コーヒーを手に洗面所に行き、鏡を見ました。老いたオオカミの顔が映っていました。生気のない顔色。たるんだ頬。自慢の毛皮も白髪交じりです。昔はこんなじゃなかった。もっと・・・そう、もっと生気があった。生気があって、もっと世の中を睥睨してるような顔つきをしていた・・・。

「あいつらはどうしてるかな」オオカミはブーフーウーの3匹の子豚を思い出しました。ブーの藁の家、フーの木の家、そしてウーの石の家、煙突から入り込んで喰ってやろうってしたっけ。あの頃は楽しかった。あいつらにはひどい目にあったけど、それでも楽しかった。あいつら3匹の虫も殺しませんっていうような無垢な顔を見てると、無性にイジメたくなって、あのまるまると太ったからだを見てると、丸ごと食べちゃいたくなって、もう居ても経ってもいられなくなってきて、今度はどうやってイジメてやろう、どうやって食べてやろうって、それこそ寝る間も惜しんで考えて、いいアイデアが思いつくと、夜中だろうが、明け方だろうがもうワクワクが止めれなくなって・・・。あいつらと遊んでる頃が、オレの青春だった。そうだ。あいつらを追いかけている時の感じ。あれが生きてるって感じだ。もう一回、もう一回だけでもいい。あんなふうになれたら、オレはどんなに幸せだろう。

「あいつらはどうしてるかな」今度は声に出して言ってみました。あいつらはオレと違って穏やかで、常識的で、良き市民だから、幸せな老後を送っているに違いない。奥さんや子どもといっしょにいて、かわいいおじいちゃんになってるに違いない。
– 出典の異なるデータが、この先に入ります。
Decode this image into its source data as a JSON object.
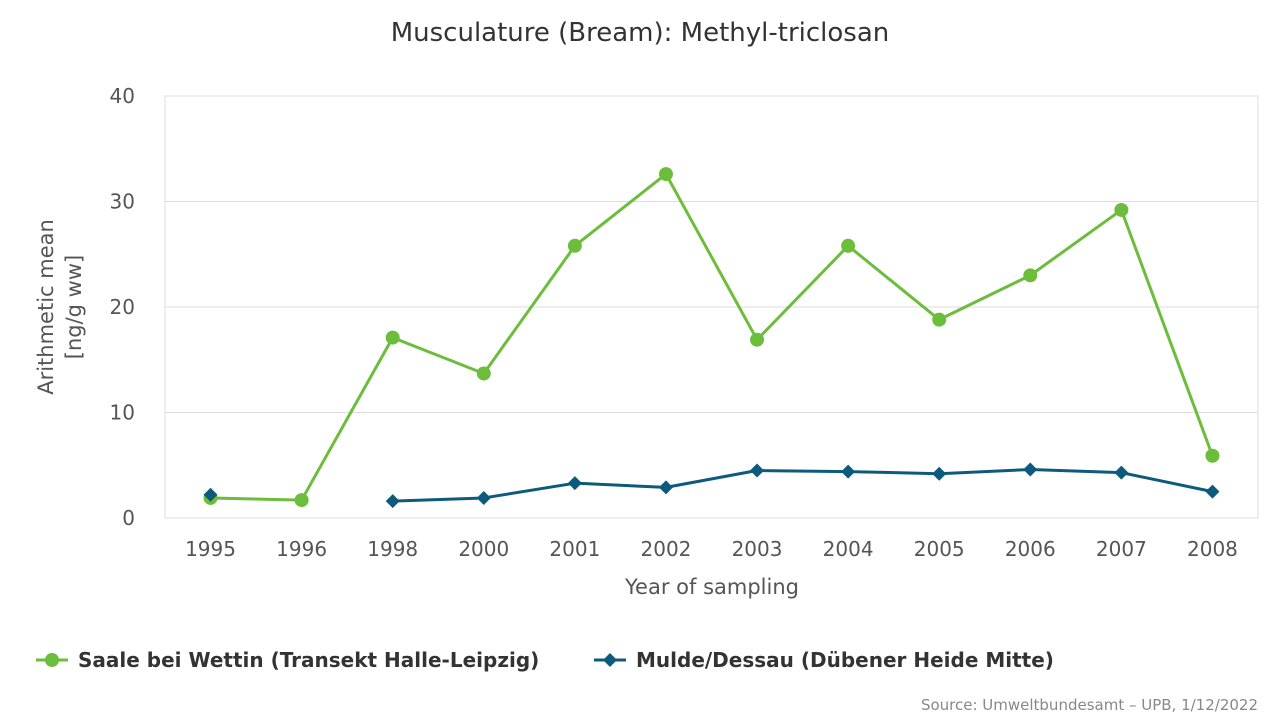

もういい年だし、孫とかもいるだろう。そしたら、孫の手を引いて、公園に行くことを日課にしてるかもしれない。そんなあいつらを見たら、オレはどう思うだろう。いいな、うらやましいなって、余計に自分が惨めになるか。いや、もしかしたら・・・もしかしたらチクショウって思って、もう一回イジメてやろうって、あの頃みたいな生気が戻ってくるかもしれないぞ・・・。

あいつらに会いに行こう。オオカミは心に決めました。

オオカミはもう一度、鏡に映った自分の顔を覗き込みました。心なしかさっきより血色がよくなっているように見えました。